Diego Velázquez (artist) (1599-1660), Spanish baroque artist (see Baroque Art and Architecture), who, with Francisco de Goya and El Greco, forms the great triumvirate of Spanish painting.

Diego Rodríguez de Silva y Velázquez was born in Seville, the oldest of six children. Both his parents were from the lesser nobility. Between 1611 and 1617 Velázquez worked as an apprentice to Francisco Pacheco, a Sevillian mannerist painter (see Mannerism) who was also the author of an important treatise, El arte de la pintura (The Art of Painting, 1649), and who became Velázquez's father-in-law. During his student years Velázquez absorbed the most popular contemporary styles of painting, derived, in part, from both Flemish and Italian realism.

II

Youthful Works

Many of the earliest paintings by Velázquez show a strong naturalist bias, as does The Meal (1617?, Hermitage, Saint Petersburg), which may have been his first work as an independent master after passing the examination for the Guild of Saint Luke. This painting belongs to the first of three categories—the bodegón (kitchen piece), along with portraits and religious scenes—into which his youthful works, executed between about 1617 and 1623, may be placed. In his kitchen pieces, a few figures are combined with studied still-life objects (see Still Life), as in Water Seller of Seville (1619?-1620?, Wellington Museum, London). In these works, Velázquez's direct representation of nature and masterly effects of light and shadow make inevitable a comparison with the work of Italian painter Caravaggio. Velázquez's religious paintings, images of simple piety, portray models drawn from the streets of Seville, as Pacheco states in his biography of the artist. In Adoration of the Magi (1619, Prado, Madrid), for example, Velázquez painted his own family in the guise of biblical figures, including a self-portrait as well.

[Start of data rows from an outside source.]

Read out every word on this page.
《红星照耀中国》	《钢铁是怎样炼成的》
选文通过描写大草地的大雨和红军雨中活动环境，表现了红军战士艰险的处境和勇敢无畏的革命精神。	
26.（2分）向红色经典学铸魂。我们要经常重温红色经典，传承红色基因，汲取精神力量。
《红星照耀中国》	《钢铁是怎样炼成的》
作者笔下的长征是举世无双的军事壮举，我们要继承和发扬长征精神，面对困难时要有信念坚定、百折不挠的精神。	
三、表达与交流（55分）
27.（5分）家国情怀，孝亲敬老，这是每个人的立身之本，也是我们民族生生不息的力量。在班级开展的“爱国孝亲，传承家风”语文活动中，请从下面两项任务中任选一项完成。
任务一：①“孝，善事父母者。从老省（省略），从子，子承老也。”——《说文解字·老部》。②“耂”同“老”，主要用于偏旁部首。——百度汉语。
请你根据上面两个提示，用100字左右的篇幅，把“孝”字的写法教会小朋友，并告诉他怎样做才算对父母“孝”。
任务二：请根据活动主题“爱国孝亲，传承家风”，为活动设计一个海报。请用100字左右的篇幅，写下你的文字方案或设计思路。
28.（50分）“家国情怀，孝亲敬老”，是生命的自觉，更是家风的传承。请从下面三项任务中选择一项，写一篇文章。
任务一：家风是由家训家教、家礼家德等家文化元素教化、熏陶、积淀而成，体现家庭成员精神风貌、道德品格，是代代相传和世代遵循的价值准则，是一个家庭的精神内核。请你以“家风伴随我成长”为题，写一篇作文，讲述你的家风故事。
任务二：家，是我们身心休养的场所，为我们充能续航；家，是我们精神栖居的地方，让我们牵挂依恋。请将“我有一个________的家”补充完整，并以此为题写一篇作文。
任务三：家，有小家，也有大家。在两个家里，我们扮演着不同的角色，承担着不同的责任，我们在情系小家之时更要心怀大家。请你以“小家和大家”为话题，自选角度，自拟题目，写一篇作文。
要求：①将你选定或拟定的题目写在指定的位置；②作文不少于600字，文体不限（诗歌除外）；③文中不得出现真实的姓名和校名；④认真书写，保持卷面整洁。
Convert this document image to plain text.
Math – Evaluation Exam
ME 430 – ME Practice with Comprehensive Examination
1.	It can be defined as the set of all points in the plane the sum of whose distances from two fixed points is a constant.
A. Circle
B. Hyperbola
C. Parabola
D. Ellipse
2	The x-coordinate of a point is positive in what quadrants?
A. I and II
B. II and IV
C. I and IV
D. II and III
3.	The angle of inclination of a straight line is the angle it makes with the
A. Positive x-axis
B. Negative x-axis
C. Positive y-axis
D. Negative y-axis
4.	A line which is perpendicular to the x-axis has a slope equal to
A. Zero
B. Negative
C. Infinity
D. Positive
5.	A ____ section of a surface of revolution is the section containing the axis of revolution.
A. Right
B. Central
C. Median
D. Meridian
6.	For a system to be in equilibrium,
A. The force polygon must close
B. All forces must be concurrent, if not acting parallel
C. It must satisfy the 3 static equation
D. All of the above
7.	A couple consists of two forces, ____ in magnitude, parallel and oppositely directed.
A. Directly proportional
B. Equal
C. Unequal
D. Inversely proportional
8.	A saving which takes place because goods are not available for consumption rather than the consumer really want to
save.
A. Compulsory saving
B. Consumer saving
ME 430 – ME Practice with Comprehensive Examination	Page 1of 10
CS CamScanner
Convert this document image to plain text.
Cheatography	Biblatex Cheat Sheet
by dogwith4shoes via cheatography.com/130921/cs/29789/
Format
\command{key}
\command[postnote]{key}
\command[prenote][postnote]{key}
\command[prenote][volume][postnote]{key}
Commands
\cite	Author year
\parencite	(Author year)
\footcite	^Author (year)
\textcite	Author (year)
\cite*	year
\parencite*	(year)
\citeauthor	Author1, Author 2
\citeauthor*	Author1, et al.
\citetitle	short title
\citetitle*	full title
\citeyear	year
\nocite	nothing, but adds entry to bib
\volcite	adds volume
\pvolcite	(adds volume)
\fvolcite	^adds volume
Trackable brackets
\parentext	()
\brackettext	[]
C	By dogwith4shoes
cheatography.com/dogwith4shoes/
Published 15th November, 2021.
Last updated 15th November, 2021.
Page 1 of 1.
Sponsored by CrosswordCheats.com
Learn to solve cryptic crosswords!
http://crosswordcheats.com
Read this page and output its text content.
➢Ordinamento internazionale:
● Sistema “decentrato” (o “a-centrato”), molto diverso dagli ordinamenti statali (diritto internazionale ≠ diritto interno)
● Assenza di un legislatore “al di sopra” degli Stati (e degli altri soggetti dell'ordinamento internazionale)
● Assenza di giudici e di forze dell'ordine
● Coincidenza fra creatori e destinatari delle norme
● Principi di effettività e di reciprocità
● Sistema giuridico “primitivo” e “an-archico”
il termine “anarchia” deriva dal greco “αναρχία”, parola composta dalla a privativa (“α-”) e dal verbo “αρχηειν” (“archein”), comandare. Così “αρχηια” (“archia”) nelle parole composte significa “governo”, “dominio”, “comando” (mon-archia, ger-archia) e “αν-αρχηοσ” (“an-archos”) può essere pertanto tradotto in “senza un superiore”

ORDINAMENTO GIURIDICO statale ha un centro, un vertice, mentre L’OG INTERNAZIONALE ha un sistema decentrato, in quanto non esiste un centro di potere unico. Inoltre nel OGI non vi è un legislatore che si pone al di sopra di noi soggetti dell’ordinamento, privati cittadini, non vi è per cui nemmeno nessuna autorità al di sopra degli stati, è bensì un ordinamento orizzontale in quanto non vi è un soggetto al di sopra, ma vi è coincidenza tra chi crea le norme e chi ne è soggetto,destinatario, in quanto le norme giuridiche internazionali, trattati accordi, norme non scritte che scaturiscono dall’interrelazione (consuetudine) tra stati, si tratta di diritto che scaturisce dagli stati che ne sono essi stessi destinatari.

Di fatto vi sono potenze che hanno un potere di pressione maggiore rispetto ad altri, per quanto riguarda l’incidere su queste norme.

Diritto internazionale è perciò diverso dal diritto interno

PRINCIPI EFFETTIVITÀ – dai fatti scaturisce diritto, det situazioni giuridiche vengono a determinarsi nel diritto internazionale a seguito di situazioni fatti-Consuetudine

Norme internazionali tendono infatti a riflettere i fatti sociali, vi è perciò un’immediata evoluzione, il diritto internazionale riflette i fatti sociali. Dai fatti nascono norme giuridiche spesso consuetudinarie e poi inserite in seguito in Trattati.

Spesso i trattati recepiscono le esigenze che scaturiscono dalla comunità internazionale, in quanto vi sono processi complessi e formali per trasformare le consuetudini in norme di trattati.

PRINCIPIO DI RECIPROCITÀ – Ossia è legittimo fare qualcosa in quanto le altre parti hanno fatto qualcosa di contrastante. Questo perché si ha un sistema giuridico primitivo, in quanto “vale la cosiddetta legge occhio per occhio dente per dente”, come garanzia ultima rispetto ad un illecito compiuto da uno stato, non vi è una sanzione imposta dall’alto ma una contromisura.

Velázquez was well acquainted with members of the intellectual circles of Seville. Pacheco was the director of an informal humanist academy, at the meetings of which the young artist was introduced to such luminaries as poet Luis de Góngora y Argote, whose portrait he executed in 1622 (Museum of Fine Arts, Boston). Such contact was important for Velázquez's later work on mythological and classical subjects.



III

Appointment as Court Painter

In 1622 Velázquez made his first trip to Madrid, ostensibly, according to Pacheco's biography, to see the royal painting collections, but more likely in an unsuccessful search for a position as court painter. In 1623, however, he returned to the capital and, after executing a portrait (1623, Prado) of the king, was named official painter to Philip IV. The portrait was the first among many such sober, direct renditions of the king, the royal family, and members of the court. Indeed, throughout the later 1620s, most of Velázquez's efforts were dedicated to portraiture. Mythological subjects would at times occupy his attention, as in Bacchus, also called The Drinkers (1628-1629, Prado). This scene of revelry in an open field, picturing the god of wine drinking with a group of tough-looking men, testifies to the artist's continued interest in realism.

IV

Trip to Italy

In 1628 Flemish master Peter Paul Rubens came to the court at Madrid on a diplomatic mission, and Velázquez was one of the few painters with whom he associated. Although Rubens did not have a direct impact on the style of the younger painter, their conversations almost certainly inspired Velázquez to visit the art collections in Italy that were so much admired by his fellow artist. In August 1629 Velázquez departed from Barcelona for Genoa and spent most of the next two years traveling in Italy. From Genoa he proceeded to Milan, Venice, Florence, and Rome, returning to Spain from Naples in January 1631. In the course of his journey he closely studied both the art of the Renaissance and contemporary painting. Several of the works he executed during his travels attest to his assimilation of these styles. A notable example is Joseph and His Brothers (1630, El Escorial, near Madrid), which combines a Michelangelesque sculptural quality (see Michelangelo) with the chiaroscuro (light-and-shadow techniques) of such Italian masters as Guercino and Giovanni Lanfranco.